If $c_{00}$ be the space of sequences with a finite number of non-zero elements with $\|.\|_\infty$ norm and $\Gamma : c_{00} \to c_{00}$ a linear operator. Is there any example of unbounded linear operator?
I was thinking to give the following if $x = (x_1,x_2,...)$, then $\Gamma x_i = a_i x_i$, where $\{a_i\}_{i\ge 1}$ be I be an unbounded sequence of real numbers.
But then such a transformation is not $c_{00} \to c_{00}$, right? Since $\Gamma x \notin c_{00}$.
Also , I have a confusion in general.

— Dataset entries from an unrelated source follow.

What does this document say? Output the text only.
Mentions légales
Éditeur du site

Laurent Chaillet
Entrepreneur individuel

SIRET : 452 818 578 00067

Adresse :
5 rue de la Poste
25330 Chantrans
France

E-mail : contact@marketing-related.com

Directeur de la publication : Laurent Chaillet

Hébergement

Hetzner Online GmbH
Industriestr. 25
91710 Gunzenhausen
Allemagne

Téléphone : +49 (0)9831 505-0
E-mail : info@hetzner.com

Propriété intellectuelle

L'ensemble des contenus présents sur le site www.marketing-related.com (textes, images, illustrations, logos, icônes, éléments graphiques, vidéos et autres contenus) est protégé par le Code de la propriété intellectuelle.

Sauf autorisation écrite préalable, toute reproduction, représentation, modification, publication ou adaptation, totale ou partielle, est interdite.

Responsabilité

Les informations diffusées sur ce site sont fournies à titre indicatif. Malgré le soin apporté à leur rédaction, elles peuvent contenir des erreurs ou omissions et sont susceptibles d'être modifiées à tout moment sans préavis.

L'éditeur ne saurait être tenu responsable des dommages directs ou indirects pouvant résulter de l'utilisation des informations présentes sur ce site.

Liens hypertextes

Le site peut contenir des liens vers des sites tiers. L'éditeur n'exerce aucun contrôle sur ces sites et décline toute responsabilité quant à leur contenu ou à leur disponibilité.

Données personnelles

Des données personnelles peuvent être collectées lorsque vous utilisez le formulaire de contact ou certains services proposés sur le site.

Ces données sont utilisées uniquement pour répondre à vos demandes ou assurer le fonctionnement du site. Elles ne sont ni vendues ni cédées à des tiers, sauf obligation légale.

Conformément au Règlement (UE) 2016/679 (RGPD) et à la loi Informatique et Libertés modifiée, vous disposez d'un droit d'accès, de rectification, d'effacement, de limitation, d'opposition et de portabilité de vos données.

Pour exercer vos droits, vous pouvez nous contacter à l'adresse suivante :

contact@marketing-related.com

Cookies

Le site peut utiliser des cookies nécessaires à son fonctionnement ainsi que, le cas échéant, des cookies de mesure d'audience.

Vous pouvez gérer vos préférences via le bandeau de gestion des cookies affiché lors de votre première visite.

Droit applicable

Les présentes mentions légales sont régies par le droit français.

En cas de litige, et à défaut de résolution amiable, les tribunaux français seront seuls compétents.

We have that the operator is a self map $\Gamma : c_{00} \to c_{00}$ , it means that $\Gamma x \in c_{00}$ , since $c_{00} \subset l^\infty \implies \sup\{\Gamma x_i, \forall i\}<\infty$. Then how could the operator to be unbounded?
Define $T:C_{00}\rightarrow C_{00}$ by $(Tx)(n)=nx_{n}$. Clearly $T$ is a well-defined map, and is linear. For each $n\in\mathbb{N}$, let $\delta^{(n)}\in C_{00}$ be defined as $\delta_{k}^{(n)}=\begin{cases} 1, & \mbox{if }k=n\\ 0, & \mbox{if }k\neq n \end{cases}.$ Note that $||\delta^{(n)}||=1$ but $||T\delta^{(n)}||=n$. Hence, $T$ is unbounded.